In total we have video/audio recordings of 30 talk shows and documentaries, and transcripts of eight talk shows. The 30 video/audio recorded talk shows and documentaries constitute 16 hours and 45 minutes of data. It is important to note that the talk shows in particular are very much an adversarial context and that what lesbian parents say about male role models elsewhere (to their co-parents, to other lesbians) might be different.
The data were transcribed using the notation system developed by conversation analysts (Atkinson & Heritage, 1994). We analyse the data within a constructionist framework, synthesising different approaches to discourse analysis, including discursive psychology (Potter, 1996) and more overtly political feminist and critical approaches (see Wilkinson and Kitzinger, 1995). Our aim is to explore both the rhetorical design and function of arguments about male role models and the broader ideological implications of these arguments.
Two strategies for responding to arguments about the necessity of male role models

We identity two key ways in which lesbian parents (and their supporters) respond to arguments about the necessity of male role models. These are: (i) highlighting the presence of men in the (extended) family; and (ii) emphasising that ‘we’re not living on planet lesbian’ (and highlighting the presence of men in the world). We present two examples of each strategy, including an example that consists both of a lesbian parent’s or a supporter’s response to claims about male role models and of a reply from someone who supports the view that children need male role models. We include the reply in order to facilitate an exploration of the rhetorical and ideological pitfalls and possibilities of each strategy. If a question or an anti-lesbian claim about male role models immediately precedes the pro-lesbian counter, we include it to illustrate precisely the types of claims and questions that lesbian parents and their supporters participating in talk shows and in documentaries are confronted with. In fragments where there is no immediately preceding question or comment, the speaker typically voices the argument with which they are engaging (e.g., ‘we’re not living on planet lesbian’, Brenda, lesbian parent, Pink Parents, 1998).

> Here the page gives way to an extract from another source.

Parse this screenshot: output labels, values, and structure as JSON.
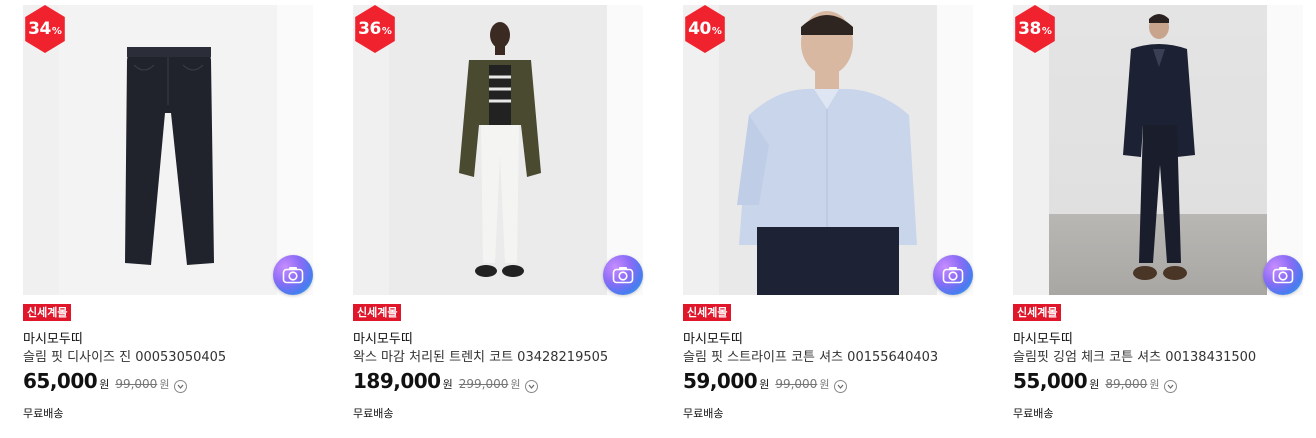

(i) Highlighting the existence of men in the (extended) family

The first strategy consists of lesbian parents and their supporters listing all the men in the (extended) family with whom children have contact. In so doing, these speakers highlight compensations for the alleged deficit in structure of lesbian families. The first example is from a documentary about Rachel and Ellen, a lesbian couple raising children together, and the second from a talk show about lesbian and gay adoption and fostering.


Example 1.1: John Henshaw, father of a lesbian parent, Headliners (1998)

1 John: Males in the family=She’s got her uncle, great

2 uncle, her grandparents.


  1. (0.8)

4 John: A lot of (.) Rachel and Ellen’s friends (0.2) are

5 male. When we go round there’s al:ways (0.2) quite a few



  1. people round there.

  2. (0.2)

  3. Not just girls.

  4. (0.4)

  5. She’ll make her own mind up when she gets older=I don’t

  6. think having (.) lesbian parents it’ll make any

  7. difference to how she .hhh turns out


Example 1.2: Angela Mason, lesbian parent, Living Issues (1998)

1 Joiii: I just wanted to ask you .hhh as far as your



  1. daughter’s er- are concerned (.) are there any ma:le (.)

  2. role models in her life.

4 (.)

5 Jo: That she has contact with >obviously yo[u know]<

6 Angela: [ Oh- ]

7 Jo: the two parents are- are females [ but- ]

8 Angela: [Oh yes=]I mean (.)

9 there’s lo(h)ts o(h)f- huh hu There (was) her

10 grandfather, there are her uncles, there all

11 her nephews, she has lots of nephews-

12 Jo: And is that [something you consciously try to do?]

13 Angela: [ and we have- we have- ] we have

14 male friends as- as well. .hh I think if you’re going to


  1. have a child (.) you have to be living in the real >world<.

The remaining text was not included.